Infelizmente, a detenção de David Miranda na Inglaterra é apenas mais um caso entre ações igualmente graves, no Brasil e em outros países, contra a liberdade de informar e ser informado. Na esteira da luta iniciada por Hipólito José da Costa, a Constituição de 1988 garante liberdade de expressão e de imprensa como direito fundamental, mas mesmo essa garantia é ignorada por juízes de primeiro grau que insistem, em todo o país, em conceder liminares com efeitos que lembram os que obrigaram o Correio Braziliense a ser impresso no Exterior. O mais recente caso é o que impede a Gazeta do Povo, do Paraná, de publicar informações sobre investigações envolvendo o presidente do Tribunal de Justiça do Estado, Clayton Camargo. Episódios semelhantes têm sido ainda mais comuns em países como Argentina, Venezuela, Bolívia e Equador. À sua maneira, todos esses casos estão relacionados ao direito de qualquer um ter acesso a informação livre. Nem mesmo a multiplicação de plataformas de mídia tem conseguido garantir a universalização dessa prerrogativa.

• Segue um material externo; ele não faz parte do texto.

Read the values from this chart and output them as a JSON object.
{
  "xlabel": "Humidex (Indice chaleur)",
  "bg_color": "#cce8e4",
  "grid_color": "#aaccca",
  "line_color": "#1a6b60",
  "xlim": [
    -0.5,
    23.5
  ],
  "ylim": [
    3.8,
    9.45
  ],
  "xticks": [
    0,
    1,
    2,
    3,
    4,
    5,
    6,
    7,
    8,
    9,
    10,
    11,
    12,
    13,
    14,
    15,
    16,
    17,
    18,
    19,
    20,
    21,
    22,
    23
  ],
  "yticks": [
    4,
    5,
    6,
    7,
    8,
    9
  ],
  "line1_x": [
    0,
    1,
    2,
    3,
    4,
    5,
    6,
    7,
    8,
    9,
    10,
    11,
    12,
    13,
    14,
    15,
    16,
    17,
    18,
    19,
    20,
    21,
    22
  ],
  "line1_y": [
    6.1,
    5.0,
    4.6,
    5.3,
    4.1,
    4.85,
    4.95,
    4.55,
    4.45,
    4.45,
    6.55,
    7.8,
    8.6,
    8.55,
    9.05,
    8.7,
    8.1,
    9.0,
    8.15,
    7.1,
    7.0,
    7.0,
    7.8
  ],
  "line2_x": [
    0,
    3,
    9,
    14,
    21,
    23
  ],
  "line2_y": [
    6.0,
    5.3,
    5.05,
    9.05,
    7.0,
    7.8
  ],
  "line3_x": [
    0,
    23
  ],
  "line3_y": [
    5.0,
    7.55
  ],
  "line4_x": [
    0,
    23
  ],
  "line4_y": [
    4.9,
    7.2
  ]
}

Instituições de defesa das liberdades têm redobrado esforços para deter os sinais cada vez mais comuns de retrocesso. Esse é o tipo de luta que precisa ser assumida por todos. Cabe, a esse respeito, citar Milton: “Uma coisa sei, e é que erros em um bom governo e em outro mau são quase igualmente possíveis; pois, que magistrado não andará mal de informação (...) se a liberdade das prensas fica restringida a privilégio de uns poucos?”